To be reformed means that we stand with those saints throughout church history who joyfully affirm that God, the world’s Creator and King, is at the center of the gospel. The Bible reveals that God designs, preordains, creates, and controls everything to achieve his eternal purpose in Jesus Christ, so that he may receive all praise (Rom 16:25-27; Eph 1:9-10; 2 Tim 1:9). That is especially true in how God saves us: in our natural state, fallen people lack all power to believe the gospel; in love, God freely and unconditionally chose to redeem a countless multitude of sinners through Christ; with unwavering devotion, Christ died as an atoning substitute for their sins, securing them for eternal glory; and with unconquerable power, the Holy Spirit ensures that all of these so chosen not only believe the gospel, but also persevere till appearing before the presence of God’s glory. In short, being Reformed means being thoroughly God-centered in our view of God’s world and his purpose in grace, so that our hearts cannot help but worship, “To God alone be the glory!”

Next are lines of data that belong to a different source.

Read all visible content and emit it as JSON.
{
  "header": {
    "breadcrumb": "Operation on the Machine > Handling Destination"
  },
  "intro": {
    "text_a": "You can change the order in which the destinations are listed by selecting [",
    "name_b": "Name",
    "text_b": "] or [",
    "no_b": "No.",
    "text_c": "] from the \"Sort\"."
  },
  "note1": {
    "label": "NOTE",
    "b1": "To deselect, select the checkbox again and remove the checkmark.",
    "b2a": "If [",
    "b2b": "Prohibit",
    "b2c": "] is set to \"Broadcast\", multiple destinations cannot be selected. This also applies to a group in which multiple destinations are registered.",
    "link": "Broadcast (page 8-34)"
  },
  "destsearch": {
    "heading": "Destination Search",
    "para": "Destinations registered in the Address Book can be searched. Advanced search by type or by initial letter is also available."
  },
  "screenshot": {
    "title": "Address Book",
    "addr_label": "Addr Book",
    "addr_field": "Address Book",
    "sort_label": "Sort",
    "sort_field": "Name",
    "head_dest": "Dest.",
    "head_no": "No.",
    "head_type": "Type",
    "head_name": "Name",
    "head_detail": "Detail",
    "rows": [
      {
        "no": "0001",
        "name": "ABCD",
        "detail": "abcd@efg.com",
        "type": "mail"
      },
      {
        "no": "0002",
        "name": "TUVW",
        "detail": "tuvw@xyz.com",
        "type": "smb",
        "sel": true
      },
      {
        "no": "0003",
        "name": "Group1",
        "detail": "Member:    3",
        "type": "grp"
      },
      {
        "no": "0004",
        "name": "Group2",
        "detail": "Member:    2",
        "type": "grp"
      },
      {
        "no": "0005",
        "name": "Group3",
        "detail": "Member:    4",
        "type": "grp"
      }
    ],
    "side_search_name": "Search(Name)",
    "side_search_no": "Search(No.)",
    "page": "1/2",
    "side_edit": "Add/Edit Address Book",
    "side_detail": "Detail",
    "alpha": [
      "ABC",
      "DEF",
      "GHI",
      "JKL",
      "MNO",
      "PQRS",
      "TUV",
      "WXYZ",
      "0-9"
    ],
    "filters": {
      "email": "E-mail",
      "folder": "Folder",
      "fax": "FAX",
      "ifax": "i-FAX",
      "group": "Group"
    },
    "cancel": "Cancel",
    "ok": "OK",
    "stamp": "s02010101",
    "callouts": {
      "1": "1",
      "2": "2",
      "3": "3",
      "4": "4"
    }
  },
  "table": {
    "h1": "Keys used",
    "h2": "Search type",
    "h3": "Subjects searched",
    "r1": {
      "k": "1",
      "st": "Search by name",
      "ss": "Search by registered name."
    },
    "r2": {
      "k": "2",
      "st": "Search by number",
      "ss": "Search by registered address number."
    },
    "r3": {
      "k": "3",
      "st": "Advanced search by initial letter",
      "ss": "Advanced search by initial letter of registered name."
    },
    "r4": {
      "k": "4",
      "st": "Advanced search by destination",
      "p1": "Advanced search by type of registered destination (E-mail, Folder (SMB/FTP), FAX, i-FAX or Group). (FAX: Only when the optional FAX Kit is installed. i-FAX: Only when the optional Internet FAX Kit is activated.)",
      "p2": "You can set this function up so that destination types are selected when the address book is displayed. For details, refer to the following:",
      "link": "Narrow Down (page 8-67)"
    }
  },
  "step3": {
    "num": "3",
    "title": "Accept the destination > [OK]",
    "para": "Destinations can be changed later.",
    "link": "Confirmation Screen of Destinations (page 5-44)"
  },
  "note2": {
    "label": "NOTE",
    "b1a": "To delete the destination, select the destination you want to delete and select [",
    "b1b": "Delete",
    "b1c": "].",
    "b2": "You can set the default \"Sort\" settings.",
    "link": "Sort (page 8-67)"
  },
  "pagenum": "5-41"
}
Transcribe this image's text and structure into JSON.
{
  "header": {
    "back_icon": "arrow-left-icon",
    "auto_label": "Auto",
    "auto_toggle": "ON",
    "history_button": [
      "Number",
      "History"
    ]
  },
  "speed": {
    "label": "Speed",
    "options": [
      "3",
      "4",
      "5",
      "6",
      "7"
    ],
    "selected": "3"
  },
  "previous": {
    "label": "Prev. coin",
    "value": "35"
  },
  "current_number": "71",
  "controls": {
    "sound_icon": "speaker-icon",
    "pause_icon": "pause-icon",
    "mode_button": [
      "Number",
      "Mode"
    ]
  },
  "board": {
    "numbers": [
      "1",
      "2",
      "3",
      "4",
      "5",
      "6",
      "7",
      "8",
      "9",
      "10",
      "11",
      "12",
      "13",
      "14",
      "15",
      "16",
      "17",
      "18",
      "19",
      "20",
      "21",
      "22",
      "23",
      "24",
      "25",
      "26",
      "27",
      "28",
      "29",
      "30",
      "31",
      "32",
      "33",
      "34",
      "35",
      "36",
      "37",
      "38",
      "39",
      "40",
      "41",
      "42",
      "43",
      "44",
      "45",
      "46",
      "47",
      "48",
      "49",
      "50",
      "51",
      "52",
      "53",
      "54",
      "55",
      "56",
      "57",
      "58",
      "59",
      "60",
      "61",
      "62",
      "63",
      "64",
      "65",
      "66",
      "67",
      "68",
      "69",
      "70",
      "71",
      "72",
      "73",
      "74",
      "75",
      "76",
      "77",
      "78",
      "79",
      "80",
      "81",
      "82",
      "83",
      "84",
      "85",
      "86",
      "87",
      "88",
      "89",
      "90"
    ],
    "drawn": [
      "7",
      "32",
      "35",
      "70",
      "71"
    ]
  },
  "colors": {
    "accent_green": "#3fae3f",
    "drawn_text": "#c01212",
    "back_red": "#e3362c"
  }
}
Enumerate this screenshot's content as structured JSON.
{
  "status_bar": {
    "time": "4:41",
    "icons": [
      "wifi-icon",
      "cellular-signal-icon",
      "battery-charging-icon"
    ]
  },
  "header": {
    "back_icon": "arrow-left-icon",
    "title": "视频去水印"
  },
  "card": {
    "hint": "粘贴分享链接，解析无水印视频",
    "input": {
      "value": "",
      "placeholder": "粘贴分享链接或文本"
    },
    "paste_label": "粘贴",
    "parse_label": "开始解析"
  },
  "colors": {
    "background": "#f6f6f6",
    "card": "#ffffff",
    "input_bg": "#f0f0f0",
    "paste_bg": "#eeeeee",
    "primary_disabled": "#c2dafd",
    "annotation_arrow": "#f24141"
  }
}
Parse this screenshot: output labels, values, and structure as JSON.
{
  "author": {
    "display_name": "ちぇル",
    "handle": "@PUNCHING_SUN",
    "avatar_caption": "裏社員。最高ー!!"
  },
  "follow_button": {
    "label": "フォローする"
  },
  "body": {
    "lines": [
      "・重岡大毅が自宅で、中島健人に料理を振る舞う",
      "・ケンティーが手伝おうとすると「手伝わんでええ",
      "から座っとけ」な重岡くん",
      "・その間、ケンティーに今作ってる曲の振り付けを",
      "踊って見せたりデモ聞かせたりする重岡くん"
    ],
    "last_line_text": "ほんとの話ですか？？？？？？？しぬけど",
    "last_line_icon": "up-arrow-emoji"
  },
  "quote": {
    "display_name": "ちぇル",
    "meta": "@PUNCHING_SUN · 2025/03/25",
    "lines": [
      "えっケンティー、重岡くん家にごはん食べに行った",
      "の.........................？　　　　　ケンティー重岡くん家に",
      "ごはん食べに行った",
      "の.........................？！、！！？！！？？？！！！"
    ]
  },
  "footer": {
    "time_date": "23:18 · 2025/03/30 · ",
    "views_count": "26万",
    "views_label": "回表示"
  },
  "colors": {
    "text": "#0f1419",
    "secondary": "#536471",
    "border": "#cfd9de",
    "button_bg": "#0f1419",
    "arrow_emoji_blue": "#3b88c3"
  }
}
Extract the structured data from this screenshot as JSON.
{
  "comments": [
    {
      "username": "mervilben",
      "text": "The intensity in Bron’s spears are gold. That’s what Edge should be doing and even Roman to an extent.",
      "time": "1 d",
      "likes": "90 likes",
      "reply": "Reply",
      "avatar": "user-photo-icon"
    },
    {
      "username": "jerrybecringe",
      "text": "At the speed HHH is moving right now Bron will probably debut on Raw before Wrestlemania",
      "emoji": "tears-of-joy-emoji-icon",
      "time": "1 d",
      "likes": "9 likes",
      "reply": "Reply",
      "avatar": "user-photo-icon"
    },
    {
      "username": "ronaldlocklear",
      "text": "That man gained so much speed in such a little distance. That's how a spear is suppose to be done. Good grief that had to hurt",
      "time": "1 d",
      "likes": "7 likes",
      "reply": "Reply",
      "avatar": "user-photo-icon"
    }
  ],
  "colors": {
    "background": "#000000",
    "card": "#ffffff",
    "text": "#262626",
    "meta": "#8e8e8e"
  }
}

To be a Baptist church refers to our convictions about what the Scriptures teach on the nature, practice, and priorities of a local church (also known as our “ecclesiology”). At the very least, that means we affirm the autonomy of the local church, maintain regenerate church membership, employ the priesthood of all believers, and celebrate the two ordinances of Believers’ Baptism and the Lord’s Supper.
To be an elder-led church refers to how we practice church leadership. Subjecting ourselves to the Scriptures, our conviction is that each local church recognized, affirmed, and submitted to the leadership of biblically qualified elders (Eph 4:11-16; 1 Tim 3:1-7; Tit. 1:5-9; 1 Pet 5:1-4; Heb 13:7,17). These elders (also called pastors) provide the spiritual oversight of the congregation through prayerful submission to God’s word which expresses itself in the regular discipleship, leadership, protection, and care of God’s flock. The elders lead the church but are ultimately held accountable both to God and to the congregation. Thus, we practice congregational authority under the spiritual leadership of the elders (Acts 15:2-6,22; 1 Tim 5:19-20; cf. Matt 18:17).
To be complementarian means that we view men and women as created in the image of God and therefore being equal in both value and dignity, yet that in creation God designed men and women to have different roles within marriage and the church. These roles are designed by God and called ‘very good’ and are not the result of the Fall, but predate the Fall (Gen 1:26-31). In marriage, God calls husbands to lovingly lead and care for their wives, as Christ loved the church and died for her. God calls wives to lovingly submit to the leadership of their husbands, as to the Lord (Eph 5:22-33). In the church, God has called and equipped all believers for ministry and service in his kingdom, but has, in his wisdom, uniquely called and limited the office of elder to men (1 Tim 2:12, 3:1-7; Titus 1:5-9).